Devon County Council has announced that it is planning to re-purpose or dispose of some of its properties, by way of reducing costs.
This measures comes as the council aims to become more sustainable, with surplus land and properties key to reducing costs. The council is currently responsible for properties that require approximately £8 million in running costs, alongside a maintenance liability that amounts to more than £20 million – this figure is excluding schools.
Alongside the former Judges Lodgings in Exeter, the list of properties that are no longer required by the council includes a building that is used by the Devon Partnership NHS Trust, and office space that is used by council services. The wider list of council-run properties includes more than 1,000 assets that are either owned, leased, or occupied, that includes 364 schools, 500 land assets, 65 farms and approximately 300 operational buildings.
Leader of Devon County Council and Cabinet Member with responsibilities that include asset management, Cllr John Hart, said:
“These are financially challenging times, and these are the responsible decisions that we must take to reduce costs, put us on a firmer financial footing, and make us a stronger and more sustainable council that can continue to meet the needs of the people of Devon.

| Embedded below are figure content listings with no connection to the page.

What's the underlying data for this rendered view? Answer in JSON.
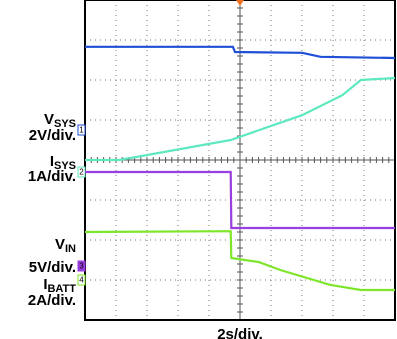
{
  "chart_data": {
    "type": "line",
    "x_label": "2s/div.",
    "xlim": [
      0,
      10
    ],
    "ylim": [
      0,
      8
    ],
    "xticks": [
      0,
      1,
      2,
      3,
      4,
      5,
      6,
      7,
      8,
      9,
      10
    ],
    "yticks": [
      0,
      1,
      2,
      3,
      4,
      5,
      6,
      7,
      8
    ],
    "grid": true,
    "series": [
      {
        "name": "V",
        "subscript": "SYS",
        "scale": "2V/div.",
        "channel": "1",
        "color": "#1f4fd6",
        "x": [
          0,
          4.77,
          4.84,
          7,
          7.6,
          10
        ],
        "values": [
          6.83,
          6.83,
          6.7,
          6.68,
          6.58,
          6.55
        ]
      },
      {
        "name": "I",
        "subscript": "SYS",
        "scale": "1A/div.",
        "channel": "2",
        "color": "#5ee8c0",
        "x": [
          0,
          1.1,
          4.7,
          7,
          8.3,
          8.9,
          10
        ],
        "values": [
          4.0,
          4.0,
          4.5,
          5.12,
          5.62,
          6.0,
          6.05
        ]
      },
      {
        "name": "V",
        "subscript": "IN",
        "scale": "5V/div.",
        "channel": "3",
        "color": "#9a3ee0",
        "x": [
          0,
          4.7,
          4.72,
          10
        ],
        "values": [
          3.7,
          3.7,
          2.3,
          2.3
        ]
      },
      {
        "name": "I",
        "subscript": "BATT",
        "scale": "2A/div.",
        "channel": "4",
        "color": "#7ee62a",
        "x": [
          0,
          4.7,
          4.72,
          5.6,
          6.3,
          7.9,
          8.9,
          10
        ],
        "values": [
          2.2,
          2.22,
          1.55,
          1.45,
          1.25,
          0.88,
          0.75,
          0.75
        ]
      }
    ]
  }
}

“We are reviewing our property holdings on an ongoing rolling programme to make sure we are making best use of assets and buildings, and to identify any future opportunities to repurpose the use of our estate.”
The council has stated that many staff have adopted the hybrid-working model since the Covid-19 pandemic, which has led to many of the offices are only 20-30% occupied every day. Due to this fact, the council is working to identify which properties are not needed in the future, meaning that they can go on to be re-purposed for things such as housing developments.
With financial struggles becoming an ongoing problem for councils all over the country, Devon County Council believes that the sale of land and property could bring in capital receipts of £6-£10 million, whilst also reducing revenue costs by £300,000 per year.